The Great Hotel Hack: Adventures in attacking hospitality industry
10-18, 11:00–11:20 (US/Eastern), Twitch

Ever wondered your presence exposed to an unknown entity even when you are promised for full security and discretion in a hotel? Well, it would be scary to know that the hospitality industry is a prime board nowadays for cyber threats as hotels offer many opportunities for hackers and other cybercriminals to target them and therefore resulting in data breaches. Not just important credit card details are a prime reason, but also an overload of guest data, including emails, passport details, home addresses and more. Marriot International where 500 million guests' private information was compromised sets for one of the best examples. Besides data compromise, surgical strikes have been conducted by threat actors against targeted guests at luxury hotels in Asia and the United States. The advanced persistent threat campaign called Darkhotel infected wifi-networks at luxury hotels, prompted the victim to download the malware and thus, succeeded in specifically targeting traveling business executives in a variety of industries and all its prevalence seems to have no end yet.

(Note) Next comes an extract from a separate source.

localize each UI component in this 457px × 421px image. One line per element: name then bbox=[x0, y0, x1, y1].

For a broader look, this time a popular internet gateway device for visitor based networks commonly installed in hotels, malls and other places that provides guests temporary access to Wi-Fi was examined. To see, how the guests and the hotels both have a serious stake in this, we will discourse about the working of guest Wi-Fi systems, different use cases and their attack surfaces: device exploitation, network traffic hi-jacking, accessing guest's details and more. Common attacks and their corresponding defenses will be discussed. This talk will contain demos of attacks to reveal how the remote exploitation of such a device puts millions of guests at risk.


My research comprises of the threat vector that specifically targets the internet gateway devices installed at most of the hotels worldwide to which the property management systems, internet of things, guest personal devices, hotel point of sale systems and corporate network is connected. Previous researches have shown the impact on point of sale systems and hotels' corporate network via spear phishing attacks but none of them have ever considered working on remote exploitation of the internet gateway device which once compromised leaves the hotel at the attackers' mercy, as seen in the past by advanced persistent threats like DarkHotel and APT28.

The hotels attack surface is considered limited to to Evil twin and spear phishing attacks. This research opens new door for security researchers to look at the device which most of the time exposed to the internet and can be the entry point to everything connected in hotel. This research is going to serve as an alert for guests and hotel owners to consider securing there infrastructure as such attack vector can put millions of guests and employees and reputation at risk.

Etizaz Mohsin is an information security researcher and enthusiast. His core interest lies in low level software exploitation both in user and kernel mode, vulnerability research, reverse engineering. He holds a Bachelors in Software Engineering and started his career in Penetration Testing. He is an active speaker at international security conferences. He has achieved industry certifications, the prominent of which are OSCP, OSCE, OSWP, OSWE, OSEE, CREST CRT, CPSA, EWPTX, CEH.